Screen readers doing OCR is a big no-no. There is no possible way that will have the effect you want it to have. The text-to-speech part is the absolute bare minimum of what a screen reader is actually doing. For example that would break horribly with the situation you describe, where some piece of text gets clipped.
Just IMO, it's unrealistic to expect to have an accessible GUI that stores no state, does none of that type of bookkeeping, has no OOP model, and only outputs to pixels. The point with these type of assistive technologies is that the user can't work with that type of visual data, they need more state presented to them. Sure, it makes everything easier to develop when you cut it all out and only use immediate mode, but that's exactly the problem: everything else has been cut out, on purpose.
> For example that would break horribly with the situation you describe, where some piece of text gets clipped.
Forgive my ignorance, but what should happen here? Let say I have a scrollable text pane with an entire novel in it.
I agree there should still be a mechanism to pass more accessibility data than OCR could extract. What is the bare minimum information that is required? Pretend there is no UX model -- arbitrary things could be presented (like in a video game).
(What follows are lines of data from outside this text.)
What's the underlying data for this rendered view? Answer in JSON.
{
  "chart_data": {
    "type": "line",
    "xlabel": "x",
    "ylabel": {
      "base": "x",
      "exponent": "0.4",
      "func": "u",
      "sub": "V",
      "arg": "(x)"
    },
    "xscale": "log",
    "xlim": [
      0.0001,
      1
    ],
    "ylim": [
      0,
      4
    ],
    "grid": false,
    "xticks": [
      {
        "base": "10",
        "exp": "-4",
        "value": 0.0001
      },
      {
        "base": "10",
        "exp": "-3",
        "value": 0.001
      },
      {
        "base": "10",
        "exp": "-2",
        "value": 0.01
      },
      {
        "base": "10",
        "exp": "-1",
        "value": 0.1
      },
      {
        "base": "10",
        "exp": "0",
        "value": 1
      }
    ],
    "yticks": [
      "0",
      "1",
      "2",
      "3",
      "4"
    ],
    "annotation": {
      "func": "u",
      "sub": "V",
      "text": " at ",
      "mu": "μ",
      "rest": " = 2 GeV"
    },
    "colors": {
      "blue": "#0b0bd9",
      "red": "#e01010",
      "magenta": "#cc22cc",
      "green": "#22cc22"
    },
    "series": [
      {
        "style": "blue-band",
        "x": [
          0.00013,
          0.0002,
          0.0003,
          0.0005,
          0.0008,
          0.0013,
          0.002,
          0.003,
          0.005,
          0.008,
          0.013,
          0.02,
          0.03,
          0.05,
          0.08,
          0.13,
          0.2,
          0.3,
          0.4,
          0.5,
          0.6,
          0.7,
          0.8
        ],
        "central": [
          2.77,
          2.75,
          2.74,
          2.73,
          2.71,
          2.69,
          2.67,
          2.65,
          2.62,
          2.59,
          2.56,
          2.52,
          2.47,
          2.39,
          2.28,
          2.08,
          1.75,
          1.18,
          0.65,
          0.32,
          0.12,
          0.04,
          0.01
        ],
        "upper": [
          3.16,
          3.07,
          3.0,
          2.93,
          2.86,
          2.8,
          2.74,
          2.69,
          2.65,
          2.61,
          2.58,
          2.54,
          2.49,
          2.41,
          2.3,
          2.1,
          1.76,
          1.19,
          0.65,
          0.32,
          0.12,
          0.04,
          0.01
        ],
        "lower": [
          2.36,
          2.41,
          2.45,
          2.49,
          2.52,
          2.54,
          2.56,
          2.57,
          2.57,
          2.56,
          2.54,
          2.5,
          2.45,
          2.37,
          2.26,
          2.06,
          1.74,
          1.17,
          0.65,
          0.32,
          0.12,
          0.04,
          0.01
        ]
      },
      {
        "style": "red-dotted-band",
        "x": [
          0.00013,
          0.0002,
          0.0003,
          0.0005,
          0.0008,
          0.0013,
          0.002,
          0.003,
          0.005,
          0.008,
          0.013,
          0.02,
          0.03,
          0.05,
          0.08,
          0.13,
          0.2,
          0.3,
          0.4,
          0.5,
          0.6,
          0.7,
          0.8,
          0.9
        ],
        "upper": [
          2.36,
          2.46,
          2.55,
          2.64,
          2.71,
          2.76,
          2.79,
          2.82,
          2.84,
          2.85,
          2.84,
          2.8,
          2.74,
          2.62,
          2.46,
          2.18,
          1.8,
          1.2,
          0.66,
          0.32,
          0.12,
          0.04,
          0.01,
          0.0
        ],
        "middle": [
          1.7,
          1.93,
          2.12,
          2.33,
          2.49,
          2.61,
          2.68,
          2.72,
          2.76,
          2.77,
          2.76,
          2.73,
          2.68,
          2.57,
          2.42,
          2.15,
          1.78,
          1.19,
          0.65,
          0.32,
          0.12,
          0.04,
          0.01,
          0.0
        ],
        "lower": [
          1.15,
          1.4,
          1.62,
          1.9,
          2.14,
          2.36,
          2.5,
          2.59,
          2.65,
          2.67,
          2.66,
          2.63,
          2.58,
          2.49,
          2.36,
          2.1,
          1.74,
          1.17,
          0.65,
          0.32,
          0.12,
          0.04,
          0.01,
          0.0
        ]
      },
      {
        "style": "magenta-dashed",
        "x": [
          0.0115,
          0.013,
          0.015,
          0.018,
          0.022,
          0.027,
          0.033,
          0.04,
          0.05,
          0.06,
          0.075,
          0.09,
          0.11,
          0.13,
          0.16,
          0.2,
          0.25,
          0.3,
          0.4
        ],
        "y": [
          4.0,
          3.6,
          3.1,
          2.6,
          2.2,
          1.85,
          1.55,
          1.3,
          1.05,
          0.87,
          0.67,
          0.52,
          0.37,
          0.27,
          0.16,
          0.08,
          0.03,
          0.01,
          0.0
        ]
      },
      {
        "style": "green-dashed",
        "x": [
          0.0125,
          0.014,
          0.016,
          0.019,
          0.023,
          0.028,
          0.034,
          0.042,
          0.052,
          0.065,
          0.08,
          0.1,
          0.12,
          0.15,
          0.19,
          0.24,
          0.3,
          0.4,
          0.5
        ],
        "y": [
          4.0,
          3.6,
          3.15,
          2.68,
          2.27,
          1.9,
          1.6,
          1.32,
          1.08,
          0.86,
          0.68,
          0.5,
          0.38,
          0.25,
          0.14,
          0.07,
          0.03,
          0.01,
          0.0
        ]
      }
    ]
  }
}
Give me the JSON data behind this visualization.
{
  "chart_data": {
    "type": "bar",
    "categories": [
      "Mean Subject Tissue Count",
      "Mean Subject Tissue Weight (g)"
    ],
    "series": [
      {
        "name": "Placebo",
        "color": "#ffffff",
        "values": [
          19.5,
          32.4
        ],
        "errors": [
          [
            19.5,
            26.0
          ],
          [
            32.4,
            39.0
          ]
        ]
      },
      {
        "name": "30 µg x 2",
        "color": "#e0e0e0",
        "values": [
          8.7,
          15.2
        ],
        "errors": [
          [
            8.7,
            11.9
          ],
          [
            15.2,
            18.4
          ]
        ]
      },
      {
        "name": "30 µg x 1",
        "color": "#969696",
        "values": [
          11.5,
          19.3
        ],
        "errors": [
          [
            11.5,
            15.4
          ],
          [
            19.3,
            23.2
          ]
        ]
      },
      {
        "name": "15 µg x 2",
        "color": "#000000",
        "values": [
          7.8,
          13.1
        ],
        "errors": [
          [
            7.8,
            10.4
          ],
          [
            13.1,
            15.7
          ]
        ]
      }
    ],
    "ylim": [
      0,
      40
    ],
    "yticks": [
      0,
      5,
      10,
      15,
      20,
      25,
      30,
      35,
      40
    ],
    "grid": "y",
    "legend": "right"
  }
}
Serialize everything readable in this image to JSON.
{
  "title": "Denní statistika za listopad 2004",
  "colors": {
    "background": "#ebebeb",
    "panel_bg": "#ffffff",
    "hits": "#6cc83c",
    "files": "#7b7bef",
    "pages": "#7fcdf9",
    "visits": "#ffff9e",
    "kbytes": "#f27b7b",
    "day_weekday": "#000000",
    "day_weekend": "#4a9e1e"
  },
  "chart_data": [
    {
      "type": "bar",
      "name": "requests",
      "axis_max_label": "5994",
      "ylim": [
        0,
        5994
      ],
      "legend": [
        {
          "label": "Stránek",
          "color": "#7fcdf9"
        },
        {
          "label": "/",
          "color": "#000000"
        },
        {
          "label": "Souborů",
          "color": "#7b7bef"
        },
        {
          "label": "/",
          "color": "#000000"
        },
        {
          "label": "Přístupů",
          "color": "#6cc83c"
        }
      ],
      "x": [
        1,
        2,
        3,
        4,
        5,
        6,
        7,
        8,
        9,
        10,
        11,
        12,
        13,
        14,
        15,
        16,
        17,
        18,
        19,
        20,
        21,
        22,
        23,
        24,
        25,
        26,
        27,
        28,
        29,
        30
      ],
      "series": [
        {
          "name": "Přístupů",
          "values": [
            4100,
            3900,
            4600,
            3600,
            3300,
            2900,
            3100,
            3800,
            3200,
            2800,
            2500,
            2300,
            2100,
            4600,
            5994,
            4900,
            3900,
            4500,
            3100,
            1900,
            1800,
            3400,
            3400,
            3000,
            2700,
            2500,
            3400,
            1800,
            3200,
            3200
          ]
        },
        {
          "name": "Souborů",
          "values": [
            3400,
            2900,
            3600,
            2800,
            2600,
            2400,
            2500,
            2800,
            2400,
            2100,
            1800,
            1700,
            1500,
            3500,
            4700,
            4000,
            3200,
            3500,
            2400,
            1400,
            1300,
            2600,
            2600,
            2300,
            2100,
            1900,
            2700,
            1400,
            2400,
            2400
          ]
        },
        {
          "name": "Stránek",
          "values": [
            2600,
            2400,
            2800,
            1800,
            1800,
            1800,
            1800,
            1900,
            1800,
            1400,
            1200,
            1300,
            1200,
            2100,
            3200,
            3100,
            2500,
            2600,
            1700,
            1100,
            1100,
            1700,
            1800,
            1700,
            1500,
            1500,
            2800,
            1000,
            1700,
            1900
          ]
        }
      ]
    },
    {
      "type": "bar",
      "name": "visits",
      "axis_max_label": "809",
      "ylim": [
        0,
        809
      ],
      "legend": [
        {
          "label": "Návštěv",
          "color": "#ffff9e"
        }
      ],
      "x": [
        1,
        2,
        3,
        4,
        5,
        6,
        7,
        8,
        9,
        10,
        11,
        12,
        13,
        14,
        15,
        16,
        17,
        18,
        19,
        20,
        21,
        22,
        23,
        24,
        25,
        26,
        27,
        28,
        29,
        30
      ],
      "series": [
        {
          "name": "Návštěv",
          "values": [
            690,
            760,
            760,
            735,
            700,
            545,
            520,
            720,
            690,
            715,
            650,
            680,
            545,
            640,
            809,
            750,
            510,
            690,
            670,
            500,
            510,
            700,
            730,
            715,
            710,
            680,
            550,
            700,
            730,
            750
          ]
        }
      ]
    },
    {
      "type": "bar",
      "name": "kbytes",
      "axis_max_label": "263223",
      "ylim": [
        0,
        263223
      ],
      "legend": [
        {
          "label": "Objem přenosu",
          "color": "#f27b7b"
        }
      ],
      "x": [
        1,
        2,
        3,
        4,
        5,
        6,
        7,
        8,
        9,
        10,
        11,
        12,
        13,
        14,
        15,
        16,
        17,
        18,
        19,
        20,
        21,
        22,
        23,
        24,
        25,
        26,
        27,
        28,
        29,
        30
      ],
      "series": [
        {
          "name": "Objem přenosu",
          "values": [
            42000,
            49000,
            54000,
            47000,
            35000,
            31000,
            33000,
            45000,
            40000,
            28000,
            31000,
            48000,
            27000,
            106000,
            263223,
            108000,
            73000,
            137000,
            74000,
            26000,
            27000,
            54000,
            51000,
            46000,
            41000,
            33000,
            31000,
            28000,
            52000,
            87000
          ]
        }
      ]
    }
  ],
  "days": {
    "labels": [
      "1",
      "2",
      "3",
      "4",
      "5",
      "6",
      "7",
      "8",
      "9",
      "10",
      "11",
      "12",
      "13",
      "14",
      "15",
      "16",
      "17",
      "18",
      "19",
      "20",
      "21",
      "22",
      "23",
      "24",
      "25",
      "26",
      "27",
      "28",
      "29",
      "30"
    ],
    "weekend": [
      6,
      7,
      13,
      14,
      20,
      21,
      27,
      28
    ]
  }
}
In particular, with Gio there isn't necessarily a single set of widgets or UX. Gio has a small set of Material Design compliant widgets, but is mostly a library for composing immediate mode graphics. For example I have several custom widgets, some that only interact with the keyboard, some that don't have any text at all (just graphics or animations), one is a akin to a 2D-scrollable map, click-to-drag Google maps style. I'm not really sure where I'd begin in making these accessible. How should something like Google Earth be made accessible, ideally?
Have you heard of the Screen Recognition feature in iOS 14? I haven't had a chance to use it myself yet. From what I've heard, it's impressive, but not a complete solution, at least not yet. Apple published a paper about it here:
That's quite interesting, thank you. I haven't heard of that. My only concern with that is, I hope some app developers don't see it as an excuse to avoid using the native accessibility APIs and adding the necessary properties to their controls.
Just IMO, it's unrealistic to expect to have an accessible GUI that stores no state, does none of that type of bookkeeping, has no OOP model, and only outputs to pixels. The point with these type of assistive technologies is that the user can't work with that type of visual data, they need more state presented to them. Sure, it makes everything easier to develop when you cut it all out and only use immediate mode, but that's exactly the problem: everything else has been cut out, on purpose.